We must stop and recognize that this tidal wave of negativity is manufactured relentlessly by our almost uniformly leftist, anti-Bush, anti-Republican, anti-American mass media (with a few notable exceptions), in collusion with the leftist Washington political establishment. Nothing any Republican does will ever satisfy them. Like the Iranians or North Koreans, they welcome Republican attempts at conciliation as a ripe opportunity to take further advantage. They will never like or agree with them. They want to destroy them. And they may well succeed in the upcoming election cycle if we don’t come to our senses.

And while some may be breathing easier with Hillary’s slide in the polls, I wouldn’t hold my breath. She is still the candidate to beat, and I have said since the beginning, as far as her electability is concerned, she is not even thinking about getting a majority of voters. Like her husband before her, she is counting on the entrance of a third party candidate to split the republican vote. As I predicted early on, I believe this will be New York Mayor Michael Bloomberg. Despite his earlier denials, Bloomberg is now making rumblings that he will, in fact, run.

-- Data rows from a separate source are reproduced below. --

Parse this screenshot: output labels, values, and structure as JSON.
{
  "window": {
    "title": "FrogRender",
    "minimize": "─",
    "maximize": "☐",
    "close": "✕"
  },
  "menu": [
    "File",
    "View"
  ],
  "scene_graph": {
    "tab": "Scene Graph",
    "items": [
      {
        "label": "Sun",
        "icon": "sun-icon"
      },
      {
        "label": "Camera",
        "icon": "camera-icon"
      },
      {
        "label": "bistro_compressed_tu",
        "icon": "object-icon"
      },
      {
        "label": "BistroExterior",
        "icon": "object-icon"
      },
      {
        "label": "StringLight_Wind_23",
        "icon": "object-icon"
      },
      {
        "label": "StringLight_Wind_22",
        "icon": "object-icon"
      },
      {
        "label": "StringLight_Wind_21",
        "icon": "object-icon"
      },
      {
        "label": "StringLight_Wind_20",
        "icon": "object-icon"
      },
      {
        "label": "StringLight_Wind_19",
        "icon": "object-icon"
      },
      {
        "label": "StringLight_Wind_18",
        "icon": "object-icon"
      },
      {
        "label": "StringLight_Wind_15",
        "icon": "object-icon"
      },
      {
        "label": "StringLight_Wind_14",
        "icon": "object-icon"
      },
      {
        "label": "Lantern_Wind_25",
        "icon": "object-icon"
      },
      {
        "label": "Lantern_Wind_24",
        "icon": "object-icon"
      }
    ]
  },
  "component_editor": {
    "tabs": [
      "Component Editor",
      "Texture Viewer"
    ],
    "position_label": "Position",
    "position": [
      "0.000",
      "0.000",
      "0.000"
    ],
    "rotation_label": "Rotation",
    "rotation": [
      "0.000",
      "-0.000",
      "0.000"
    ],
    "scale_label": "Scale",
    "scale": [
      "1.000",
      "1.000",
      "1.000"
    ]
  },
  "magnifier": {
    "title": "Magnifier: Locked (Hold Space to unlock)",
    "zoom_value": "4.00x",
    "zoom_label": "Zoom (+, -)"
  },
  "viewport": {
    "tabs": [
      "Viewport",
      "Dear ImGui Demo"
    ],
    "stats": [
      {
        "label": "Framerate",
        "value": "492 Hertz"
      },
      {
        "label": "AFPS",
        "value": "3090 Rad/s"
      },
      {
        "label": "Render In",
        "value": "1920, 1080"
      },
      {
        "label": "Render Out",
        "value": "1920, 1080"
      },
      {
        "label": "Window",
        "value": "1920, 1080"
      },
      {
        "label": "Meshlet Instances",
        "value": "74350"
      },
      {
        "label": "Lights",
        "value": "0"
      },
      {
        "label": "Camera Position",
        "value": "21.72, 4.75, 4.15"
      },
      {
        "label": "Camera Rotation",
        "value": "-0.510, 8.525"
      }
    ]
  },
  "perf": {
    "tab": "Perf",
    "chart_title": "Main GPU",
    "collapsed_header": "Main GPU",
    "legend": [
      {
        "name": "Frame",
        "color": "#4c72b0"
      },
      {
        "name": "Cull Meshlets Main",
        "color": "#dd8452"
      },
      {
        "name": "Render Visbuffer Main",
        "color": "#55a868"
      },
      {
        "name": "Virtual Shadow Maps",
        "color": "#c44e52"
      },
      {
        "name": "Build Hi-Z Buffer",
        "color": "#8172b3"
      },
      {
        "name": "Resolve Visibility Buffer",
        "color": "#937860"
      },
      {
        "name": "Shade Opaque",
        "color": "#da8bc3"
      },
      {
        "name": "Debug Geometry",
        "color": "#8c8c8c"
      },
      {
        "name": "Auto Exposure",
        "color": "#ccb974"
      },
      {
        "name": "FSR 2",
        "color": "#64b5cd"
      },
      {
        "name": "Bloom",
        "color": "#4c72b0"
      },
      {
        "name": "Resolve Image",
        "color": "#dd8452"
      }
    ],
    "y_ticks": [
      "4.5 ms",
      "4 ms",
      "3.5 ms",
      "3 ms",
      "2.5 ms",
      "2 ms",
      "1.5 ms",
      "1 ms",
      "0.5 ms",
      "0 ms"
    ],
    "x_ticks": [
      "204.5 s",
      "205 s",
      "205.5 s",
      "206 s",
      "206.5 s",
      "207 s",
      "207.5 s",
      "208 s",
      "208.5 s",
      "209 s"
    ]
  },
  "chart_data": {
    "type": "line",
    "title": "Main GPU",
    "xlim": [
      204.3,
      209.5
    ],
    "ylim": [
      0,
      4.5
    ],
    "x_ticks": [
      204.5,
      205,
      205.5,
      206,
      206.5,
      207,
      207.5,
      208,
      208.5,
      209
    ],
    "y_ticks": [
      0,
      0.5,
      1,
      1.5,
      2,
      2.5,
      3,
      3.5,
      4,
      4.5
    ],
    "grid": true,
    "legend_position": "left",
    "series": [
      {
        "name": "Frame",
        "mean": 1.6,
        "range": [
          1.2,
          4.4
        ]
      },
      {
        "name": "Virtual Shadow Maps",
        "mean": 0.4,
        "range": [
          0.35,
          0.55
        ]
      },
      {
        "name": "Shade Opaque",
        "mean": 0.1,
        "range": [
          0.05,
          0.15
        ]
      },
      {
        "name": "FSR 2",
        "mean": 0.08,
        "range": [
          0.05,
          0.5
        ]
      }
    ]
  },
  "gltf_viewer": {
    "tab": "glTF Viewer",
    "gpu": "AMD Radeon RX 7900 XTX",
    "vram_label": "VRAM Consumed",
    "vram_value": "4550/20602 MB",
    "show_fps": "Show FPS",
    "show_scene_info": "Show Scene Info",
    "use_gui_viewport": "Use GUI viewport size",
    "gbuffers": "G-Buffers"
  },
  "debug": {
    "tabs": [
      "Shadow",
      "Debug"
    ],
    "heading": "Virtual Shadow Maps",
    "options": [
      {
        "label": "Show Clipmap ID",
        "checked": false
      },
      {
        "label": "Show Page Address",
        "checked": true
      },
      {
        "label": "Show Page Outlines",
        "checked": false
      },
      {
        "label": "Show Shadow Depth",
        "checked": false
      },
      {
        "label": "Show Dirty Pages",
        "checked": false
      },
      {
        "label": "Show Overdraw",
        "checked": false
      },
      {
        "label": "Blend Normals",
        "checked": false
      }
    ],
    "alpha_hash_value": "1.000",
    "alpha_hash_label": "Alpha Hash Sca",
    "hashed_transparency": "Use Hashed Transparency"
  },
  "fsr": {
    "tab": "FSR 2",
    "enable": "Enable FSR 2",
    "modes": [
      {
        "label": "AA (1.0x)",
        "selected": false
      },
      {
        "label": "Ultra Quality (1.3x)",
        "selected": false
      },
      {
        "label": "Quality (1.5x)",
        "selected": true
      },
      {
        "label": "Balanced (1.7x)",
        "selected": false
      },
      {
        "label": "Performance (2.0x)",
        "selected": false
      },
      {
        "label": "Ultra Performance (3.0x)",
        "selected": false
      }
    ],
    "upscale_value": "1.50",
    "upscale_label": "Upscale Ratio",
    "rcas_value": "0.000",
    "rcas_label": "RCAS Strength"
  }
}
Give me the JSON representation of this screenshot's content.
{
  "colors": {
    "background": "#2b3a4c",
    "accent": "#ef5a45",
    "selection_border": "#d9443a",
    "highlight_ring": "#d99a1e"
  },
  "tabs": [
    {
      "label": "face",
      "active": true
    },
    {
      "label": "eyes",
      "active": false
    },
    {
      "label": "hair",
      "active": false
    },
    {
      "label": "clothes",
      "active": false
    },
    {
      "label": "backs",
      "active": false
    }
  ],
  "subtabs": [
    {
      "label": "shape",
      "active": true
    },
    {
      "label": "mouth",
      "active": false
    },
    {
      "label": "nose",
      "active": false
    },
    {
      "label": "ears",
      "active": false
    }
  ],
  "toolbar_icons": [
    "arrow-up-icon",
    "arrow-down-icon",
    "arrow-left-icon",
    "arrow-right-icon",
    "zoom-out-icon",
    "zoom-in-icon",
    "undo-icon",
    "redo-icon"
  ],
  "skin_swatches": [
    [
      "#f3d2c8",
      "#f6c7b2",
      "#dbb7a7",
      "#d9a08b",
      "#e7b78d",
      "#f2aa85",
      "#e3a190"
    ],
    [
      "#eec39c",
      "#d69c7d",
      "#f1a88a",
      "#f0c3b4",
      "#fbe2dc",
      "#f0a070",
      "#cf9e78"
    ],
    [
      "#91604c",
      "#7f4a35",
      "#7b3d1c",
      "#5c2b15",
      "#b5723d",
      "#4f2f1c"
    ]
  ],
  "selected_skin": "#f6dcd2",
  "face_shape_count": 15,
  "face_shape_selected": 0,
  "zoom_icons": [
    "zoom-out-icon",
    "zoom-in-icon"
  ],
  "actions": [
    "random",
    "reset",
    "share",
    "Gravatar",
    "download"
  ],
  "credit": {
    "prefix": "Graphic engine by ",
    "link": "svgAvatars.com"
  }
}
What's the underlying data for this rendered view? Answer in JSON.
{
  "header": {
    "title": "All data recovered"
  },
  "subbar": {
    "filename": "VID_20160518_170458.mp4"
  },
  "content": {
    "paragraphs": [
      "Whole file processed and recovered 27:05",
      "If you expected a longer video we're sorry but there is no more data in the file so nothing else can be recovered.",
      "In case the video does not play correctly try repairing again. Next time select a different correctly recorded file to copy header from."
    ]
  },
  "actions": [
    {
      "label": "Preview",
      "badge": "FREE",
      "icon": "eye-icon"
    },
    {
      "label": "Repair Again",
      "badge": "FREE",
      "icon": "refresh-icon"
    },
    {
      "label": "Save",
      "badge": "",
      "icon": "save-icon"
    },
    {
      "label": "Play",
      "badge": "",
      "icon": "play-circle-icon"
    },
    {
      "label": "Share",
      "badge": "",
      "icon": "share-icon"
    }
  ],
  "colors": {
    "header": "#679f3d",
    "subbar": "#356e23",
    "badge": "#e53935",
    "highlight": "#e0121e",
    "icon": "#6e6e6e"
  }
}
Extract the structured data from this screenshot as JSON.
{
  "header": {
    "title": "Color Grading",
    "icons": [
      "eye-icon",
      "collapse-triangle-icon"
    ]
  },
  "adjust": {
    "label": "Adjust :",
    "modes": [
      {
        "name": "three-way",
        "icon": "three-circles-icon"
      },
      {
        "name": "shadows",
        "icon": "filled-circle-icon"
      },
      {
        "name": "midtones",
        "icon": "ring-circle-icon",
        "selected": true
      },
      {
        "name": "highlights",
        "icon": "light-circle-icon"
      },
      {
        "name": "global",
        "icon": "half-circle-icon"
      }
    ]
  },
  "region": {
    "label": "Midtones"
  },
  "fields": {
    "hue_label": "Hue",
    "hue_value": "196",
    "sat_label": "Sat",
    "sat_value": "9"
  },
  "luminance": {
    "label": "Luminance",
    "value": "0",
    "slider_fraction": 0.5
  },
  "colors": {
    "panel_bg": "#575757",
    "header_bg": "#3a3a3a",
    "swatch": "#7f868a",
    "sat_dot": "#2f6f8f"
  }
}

Get it through your head and get over it! The next election cycle is critical to the survival of our Constitutional Republic. Whatever failings you see in our government and leaders, Republicans must come together and reassert the values they stand for: a strong America, lower taxes, limited government, individual rights, individual responsibility and a healthy, mature, decent culture — American values.

With all its failings the Republican Party is yet America’s last hope. We American citizens may not be able to rescue America from the un-Americans, but we should at least stop assisting them in our own defeat. We can start by acknowledging and defending the record of this American President and reaffirm our support for the Republican Party — no matter who the candidate is.